Kazakhstan and China have agreed on the basic parameters of a major expansion project at the Shymkent oil refinery, which will double its processing capacity from over 6 million to 12 million tons of oil per year. According to national oil company KazMunayGas, the Shymkent refinery became Kazakhstan’s leading facility in 2025 in terms of processing volume, handling 6.23 million tons of oil. By comparison, the Pavlodar Petrochemical Plant processed 5.76 million tons, and the Atyrau Oil Refinery 5.47 million tons.

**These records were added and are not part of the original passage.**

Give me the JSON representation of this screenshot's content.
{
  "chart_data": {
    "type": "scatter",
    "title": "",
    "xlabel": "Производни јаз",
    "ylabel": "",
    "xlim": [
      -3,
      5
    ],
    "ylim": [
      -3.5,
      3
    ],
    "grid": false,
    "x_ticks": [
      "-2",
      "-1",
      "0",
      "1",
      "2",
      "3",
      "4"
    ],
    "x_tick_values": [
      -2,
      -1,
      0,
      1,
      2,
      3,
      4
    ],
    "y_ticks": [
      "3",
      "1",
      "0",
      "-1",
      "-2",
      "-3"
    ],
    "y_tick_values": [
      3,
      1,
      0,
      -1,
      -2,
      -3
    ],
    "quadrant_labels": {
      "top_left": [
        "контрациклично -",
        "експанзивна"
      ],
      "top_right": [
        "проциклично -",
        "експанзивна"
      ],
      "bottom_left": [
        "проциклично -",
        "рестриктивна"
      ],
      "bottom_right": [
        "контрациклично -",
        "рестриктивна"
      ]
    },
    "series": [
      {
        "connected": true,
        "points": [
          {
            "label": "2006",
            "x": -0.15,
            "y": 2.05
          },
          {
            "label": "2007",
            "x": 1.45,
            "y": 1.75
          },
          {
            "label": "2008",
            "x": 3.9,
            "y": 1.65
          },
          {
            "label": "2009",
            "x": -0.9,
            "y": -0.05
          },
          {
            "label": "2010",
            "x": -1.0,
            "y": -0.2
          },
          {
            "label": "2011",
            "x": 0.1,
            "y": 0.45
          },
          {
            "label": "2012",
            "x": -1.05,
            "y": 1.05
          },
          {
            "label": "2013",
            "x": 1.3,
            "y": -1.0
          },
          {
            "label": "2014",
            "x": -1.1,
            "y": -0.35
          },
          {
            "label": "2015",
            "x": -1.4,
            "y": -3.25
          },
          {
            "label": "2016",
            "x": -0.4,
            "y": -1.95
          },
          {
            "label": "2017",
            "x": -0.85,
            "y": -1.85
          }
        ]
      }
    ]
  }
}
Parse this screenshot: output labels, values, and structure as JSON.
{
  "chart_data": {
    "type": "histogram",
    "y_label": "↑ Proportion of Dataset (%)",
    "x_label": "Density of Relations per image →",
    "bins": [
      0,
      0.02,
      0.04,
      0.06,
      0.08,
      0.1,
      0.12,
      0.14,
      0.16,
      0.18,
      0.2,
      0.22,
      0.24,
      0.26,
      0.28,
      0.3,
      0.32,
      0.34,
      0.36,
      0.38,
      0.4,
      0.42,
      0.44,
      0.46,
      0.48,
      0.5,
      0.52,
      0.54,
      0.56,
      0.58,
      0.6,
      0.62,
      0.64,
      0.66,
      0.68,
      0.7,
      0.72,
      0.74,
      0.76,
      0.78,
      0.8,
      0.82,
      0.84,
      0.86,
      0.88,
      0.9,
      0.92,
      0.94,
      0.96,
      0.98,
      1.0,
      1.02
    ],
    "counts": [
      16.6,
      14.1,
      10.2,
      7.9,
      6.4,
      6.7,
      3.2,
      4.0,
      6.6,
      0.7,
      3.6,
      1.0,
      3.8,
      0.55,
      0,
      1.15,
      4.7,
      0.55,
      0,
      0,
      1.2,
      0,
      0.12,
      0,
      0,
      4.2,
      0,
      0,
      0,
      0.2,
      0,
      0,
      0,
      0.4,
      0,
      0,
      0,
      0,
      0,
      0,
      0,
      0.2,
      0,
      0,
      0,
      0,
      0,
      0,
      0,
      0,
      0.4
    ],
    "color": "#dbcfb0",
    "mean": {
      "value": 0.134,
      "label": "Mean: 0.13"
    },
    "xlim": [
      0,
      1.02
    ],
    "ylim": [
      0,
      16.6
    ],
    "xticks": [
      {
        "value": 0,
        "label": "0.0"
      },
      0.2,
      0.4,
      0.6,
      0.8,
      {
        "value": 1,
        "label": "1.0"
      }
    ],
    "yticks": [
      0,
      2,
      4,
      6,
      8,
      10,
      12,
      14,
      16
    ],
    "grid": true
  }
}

Shymkent also topped production output, delivering over 2.28 million tons of gasoline and more than 2.1 million tons of diesel fuel. The refinery is jointly owned by KazMunayGas JSC and China National Petroleum Corporation (CNPC). The two partners plan to expand the plant’s production capacity by constructing new processing infrastructure. A delegation from Kazakhstan’s Ministry of Energy, led by Daulet Arykbayev, Director of the Oil Transportation and Refining Department, participated in a strategic meeting in Qingdao, China, to prepare a feasibility study for the expansion. Following the meeting, both sides approved the project’s basic framework. A central decision was the adoption of the “6+6” configuration: two processing lines, each with a 6-million-ton annual capacity, fully integrated into the refinery’s existing operations. Officials stressed the importance of meeting project deadlines, with the core feasibility work scheduled for completion by 2032 under the framework agreement. The Ministry of Energy also noted that, under Kazakhstan’s broader refinery modernization program, the goal is to increase total national processing capacity from 18 million to 39 million tons of oil per year. Simultaneously, the government is seeking investors for the construction of a new refinery with an annual capacity of up to 10 million tons. The Times of Central Asia previously reported on state plans to attract foreign investment for a proposed fourth major refinery. Government estimates suggest that expanding the three existing refineries to 39 million tons will require investments of $15-19 billion. In March 2025, the Agency for the Protection and Development of Competition recommended partial privatization of the Pavlodar and Atyrau plants to boost efficiency and attract private capital. However, in December, Energy Minister Yerlan Akkenzhenov stated that KazMunayGas currently has no plans to privatize these assets.